[go: up one dir, main page]

Page MenuHomePhabricator

https://en.wikipedia.org/api/ 404 Not Found due to extract2.php RewriteRule
Closed, ResolvedPublic

Description

There used to be a landing page at https://en.wikipedia.org/api/ with discovery to:

  • /w/api.php (MediaWiki Action API)
  • /api/rest_v1/ (legacy RESTBase).

I suspect this may've broken as part of T273179: Update the front-page of Wikimedia projects:

Change 857794 merged by jenkins-bot:

[operations/mediawiki-config@master] Get rid of extract2.php

https://gerrit.wikimedia.org/r/857794

And indeed, specifying the full URL to the internal index.html file makes the page show up:
https://en.wikipedia.org/api/index.html

Event Timeline

When using WikimediaDebug and selecting a server outside Kubernetes, such as mwdebug2002, it works fine on the canoincal URL.

So... I guess this is due to MediaWiki-on-Kubernetes having diverged or missed a piece of the Apache configuration.

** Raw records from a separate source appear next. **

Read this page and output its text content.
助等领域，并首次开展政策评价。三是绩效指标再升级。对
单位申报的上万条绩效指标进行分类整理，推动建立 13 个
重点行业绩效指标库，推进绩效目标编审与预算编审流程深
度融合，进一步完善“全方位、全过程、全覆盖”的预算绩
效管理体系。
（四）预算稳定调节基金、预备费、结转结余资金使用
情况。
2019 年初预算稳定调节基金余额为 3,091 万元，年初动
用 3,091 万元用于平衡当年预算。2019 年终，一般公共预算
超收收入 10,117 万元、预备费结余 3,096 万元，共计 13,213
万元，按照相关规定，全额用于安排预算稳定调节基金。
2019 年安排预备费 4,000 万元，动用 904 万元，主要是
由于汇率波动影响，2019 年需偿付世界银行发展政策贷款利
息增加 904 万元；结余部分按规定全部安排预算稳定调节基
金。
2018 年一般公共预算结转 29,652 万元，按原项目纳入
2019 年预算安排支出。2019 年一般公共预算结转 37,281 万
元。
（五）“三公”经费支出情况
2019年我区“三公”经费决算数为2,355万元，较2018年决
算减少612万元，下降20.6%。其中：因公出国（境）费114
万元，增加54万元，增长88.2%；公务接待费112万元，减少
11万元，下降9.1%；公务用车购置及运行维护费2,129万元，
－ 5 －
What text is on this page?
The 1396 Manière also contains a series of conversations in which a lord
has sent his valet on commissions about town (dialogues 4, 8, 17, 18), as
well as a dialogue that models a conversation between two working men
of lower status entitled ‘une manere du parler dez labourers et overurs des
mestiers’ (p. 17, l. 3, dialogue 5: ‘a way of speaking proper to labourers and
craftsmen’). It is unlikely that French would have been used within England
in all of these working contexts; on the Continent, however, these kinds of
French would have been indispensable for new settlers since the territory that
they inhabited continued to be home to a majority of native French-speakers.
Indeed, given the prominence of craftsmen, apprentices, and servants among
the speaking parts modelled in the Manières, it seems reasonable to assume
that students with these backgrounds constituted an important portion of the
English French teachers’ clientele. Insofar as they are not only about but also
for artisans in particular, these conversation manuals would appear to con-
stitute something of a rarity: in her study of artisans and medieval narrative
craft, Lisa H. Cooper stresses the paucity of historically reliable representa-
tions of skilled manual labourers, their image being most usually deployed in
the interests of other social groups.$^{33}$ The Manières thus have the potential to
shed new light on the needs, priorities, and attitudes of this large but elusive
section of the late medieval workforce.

At first I thought it could be due to this change routing /api/ to /w/rest.php for T364400

However testing from inside the infrastructure to eliminate the ATS layer, we indeed have a 404 on mw-on-k8s:

cgoubert@cumin1002:~$ curl --connect-to en.wikipedia.org:443:mw-api-ext.discovery.wmnet:4447 https://en.wikipedia.org/api/
File not found.

While the same file on mwdebug1002 is present:

cgoubert@cumin1002:~$ curl --connect-to en.wikipedia.org:443:mwdebug1002.eqiad.wmnet https://en.wikipedia.org/api/
<!DOCTYPE html>
<html lang="en" dir="ltr">
<head>
  <meta charset="utf-8">
  <title>APIs</title>
  <meta name=viewport content="width=device-width, initial-scale=1">
  <meta name="robots" content="index, follow">
  <style>
body { background: #fff; margin: 7% auto 0; padding: 2em 1em 1em; font: 15px/1.6 sans-serif; color: #333; max-width: 640px; }
p { margin: 0.7em 0 1em 0; }
a { color: #0645AD; text-decoration: underline; }
</style>
</head>
<body>
        <h2>APIs</h2>
        <ul>
            <li><a href="/w/api.php">Action API</a>, providing rich queries, editing and content access.</li>
            <li><a href="/api/rest_v1/?doc">REST API v1</a>, mainly focused on high-volume content access.</li>
        </ul>
    <h2>Legal</h2>
    <ul>
        <li><a href="https://foundation.wikimedia.org/wiki/Developer_app_guidelines">App Guidelines</a>, for developers on how to properly reuse Wikimedia data, API, trademarks, and other content.</li>
    </ul>
</body>
</html>

Maybe it's an urban myth but I always though if index.php/index.html exists in a directory, apache automatically sends requests to the directory there (maybe it's lighttp only but I have seen this work in many places)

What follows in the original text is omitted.